Re: [PATCH v2 00/12] uprobes: add batched register/unregister APIs and per-CPU RW semaphore

From: Andrii Nakryiko
Date: Mon Jul 08 2024 - 13:47:49 EST


On Thu, Jul 4, 2024 at 8:44 AM Paul E. McKenney <paulmck@xxxxxxxxxx> wrote:
>
> On Thu, Jul 04, 2024 at 11:15:59AM +0200, Peter Zijlstra wrote:
> > On Wed, Jul 03, 2024 at 02:33:06PM -0700, Andrii Nakryiko wrote:
> >
> > > 2. More tactically, RCU protection seems like the best way forward. We
> > > got hung up on SRCU vs RCU Tasks Trace. Thanks to Paul, we also
> > > clarified that RCU Tasks Trace has nothing to do with Tasks Rude
> > > flavor (whatever that is, I have no idea).
> > >
> > > Now, RCU Tasks Trace were specifically designed for least overhead
> > > hotpath (reader side) performance, at the expense of slowing down much
> > > rarer writers. My microbenchmarking does show at least 5% difference.
> > > Both flavors can handle sleepable uprobes waiting for page faults.
> > > Tasks Trace flavor is already used for tracing in the BPF realm,
> > > including for sleepable uprobes and works well. It's not going away.
> >
> > I need to look into this new RCU flavour and why it exists -- for
> > example, why can't SRCU be improved to gain the same benefits. This is
> > what we've always done, improve SRCU.
>
> Well, it is all software. And I certainly pushed SRCU hard. If I recall
> correctly, it took them a year to convince me that they needed something
> more than SRCU could reasonably be convinced to do.
>
> The big problem is that they need to be able to hook a simple BPF program
> (for example, count the number of calls with given argument values) on
> a fastpath function on a system running in production without causing
> the automation to decide that this system is too slow, thus whacking it
> over the head. Any appreciable overhead is a no-go in this use case.
> It is not just that the srcu_read_lock() function's smp_mb() call would
> disqualify SRCU, its other added overhead would as well. Plus this needs
> RCU Tasks Trace CPU stall warnings to catch abuse, and SRCU doesn't
> impose any limits on readers (how long to set the stall time?) and
> doesn't track tasks.
>
> > > Now, you keep pushing for SRCU instead of RCU Tasks Trace, but I
> > > haven't seen a single argument why. Please provide that, or let's
> > > stick to RCU Tasks Trace, because uprobe's use case is an ideal case
> > > of what Tasks Trace flavor was designed for.
> >
> > Because I actually know SRCU, and because it provides a local scope.
> > It isolates the unregister waiters from other random users. I'm not
> > going to use this funky new flavour until I truly understand it.
>
> It is only a few hundred lines of code on top of the infrastructure
> that also supports RCU Tasks and RCU Tasks Rude. If you understand
> SRCU and preemptible RCU, there will be nothing exotic there, and it is
> simpler than Tree SRCU, to say nothing of preemptible RCU. I would be
> more than happy to take you through it if you would like, but not before
> this coming Monday.
>
> > Also, we actually want two scopes here, there is no reason for the
> > consumer unreg to wait for the retprobe stuff.
>
> I don't know that the performance requirements for userspace retprobes are
> as severe as for function-call probes -- on that, I must defer to Andrii.

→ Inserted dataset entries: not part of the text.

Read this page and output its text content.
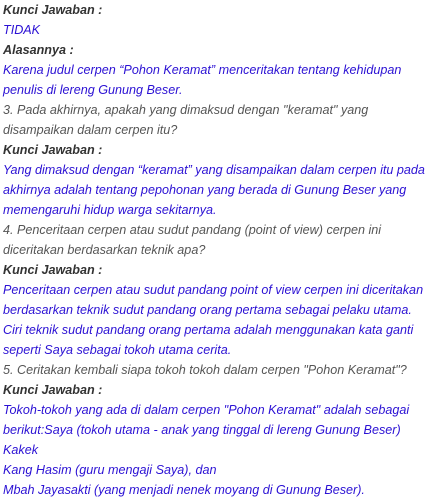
Kunci Jawaban :
TIDAK
Alasannya :
Karena judul cerpen “Pohon Keramat” menceritakan tentang kehidupan
penulis di lereng Gunung Beser.
3. Pada akhirnya, apakah yang dimaksud dengan "keramat" yang
disampaikan dalam cerpen itu?
Kunci Jawaban :
Yang dimaksud dengan “keramat” yang disampaikan dalam cerpen itu pada
akhirnya adalah tentang pepohonan yang berada di Gunung Beser yang
memengaruhi hidup warga sekitarnya.
4. Penceritaan cerpen atau sudut pandang (point of view) cerpen ini
diceritakan berdasarkan teknik apa?
Kunci Jawaban :
Penceritaan cerpen atau sudut pandang point of view cerpen ini diceritakan
berdasarkan teknik sudut pandang orang pertama sebagai pelaku utama.
Ciri teknik sudut pandang orang pertama adalah menggunakan kata ganti
seperti Saya sebagai tokoh utama cerita.
5. Ceritakan kembali siapa tokoh tokoh dalam cerpen "Pohon Keramat"?
Kunci Jawaban :
Tokoh-tokoh yang ada di dalam cerpen "Pohon Keramat" adalah sebagai
berikut:Saya (tokoh utama - anak yang tinggal di lereng Gunung Beser)
Kakek
Kang Hasim (guru mengaji Saya), dan
Mbah Jayasakti (yang menjadi nenek moyang di Gunung Beser).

uretprobes are just as important (performance-wise and just in term of
functionality), as they are often used simultaneously (e.g., to time
some user function or capture input args and make decision whether to
log them based on return value). uretprobes are inherently slower
(because they are entry probe + some extra bookkeeping and overhead),
but we should do the best we can to ensure they are as performant as
possible


> To your two-scopes point, it is quite possible that SRCU could be used
> for userspace retprobes and RCU Tasks Trace for the others. It certainly
> seems to me that SRCU would be better than explicit reference counting,
> but I could be missing something. (Memory footprint, perhaps? Though
> maybe a single srcu_struct could be shared among all userspace retprobes.
> Given the time-bounded reads, maybe stall warnings aren't needed,
> give or take things like interrupts, preemption, and vCPU preemption.
> Plus it is not like it would be hard to figure out which read-side code
> region was at fault when the synchronize_srcu() took too long.)
>
> Thanx, Paul
>
> > > 3. Regardless of RCU flavor, due to RCU protection, we have to add
> > > batched register/unregister APIs, so we can amortize sync_rcu cost
> > > during deregistration. Can we please agree on that as well? This is
> > > the main goal of this patch set and I'd like to land it before working
> > > further on changing and improving the rest of the locking schema.
> >
> > See my patch here:
> >
> > https://lkml.kernel.org/r/20240704084524.GC28838@xxxxxxxxxxxxxxxxxxxxxxxxxxxxxxx
> >
> > I don't think it needs to be more complicated than that.
> >
> > > I won't be happy about it, but just to move things forward, I can drop
> > > a) custom refcounting and/or b) percpu RW semaphore. Both are
> > > beneficial but not essential for batched APIs work. But if you force
> > > me to do that, please state clearly your reasons/arguments.
> >
> > The reason I'm pushing RCU here is because AFAICT uprobes doesn't
> > actually need the stronger serialisation that rwlock (any flavour)
> > provide. It is a prime candidate for RCU, and I think you'll find plenty
> > papers / articles (by both Paul and others) that show that RCU scales
> > better.
> >
> > As a bonus, you avoid that horrific write side cost that per-cpu rwsem
> > has.
> >
> > The reason I'm not keen on that refcount thing was initially because I
> > did not understand the justification for it, but worse, once I did read
> > your justification, your very own numbers convinced me that the refcount
> > is fundamentally problematic, in any way shape or form.
> >
> > > No one had yet pointed out why refcounting is broken
> >
> > Your very own numbers point out that refcounting is a problem here.
> >
> > > and why percpu RW semaphore is bad.
> >
> > Literature and history show us that RCU -- where possible -- is
> > always better than any reader-writer locking scheme.
> >
> > > 4. Another tactical thing, but an important one. Refcounting schema
> > > for uprobes. I've replied already, but I think refcounting is
> > > unavoidable for uretprobes,
> >
> > I think we can fix that, I replied here:
> >
> > https://lkml.kernel.org/r/20240704083152.GQ11386@xxxxxxxxxxxxxxxxxxxxxxxxxxxxxxx
> >
> > > and current refcounting schema is
> > > problematic for batched APIs due to race between finding uprobe and
> > > there still being a possibility we'd need to undo all that and retry
> > > again.
> >
> > Right, I've not looked too deeply at that, because I've not seen a
> > reason to actually change that. I can go think about it if you want, but
> > meh.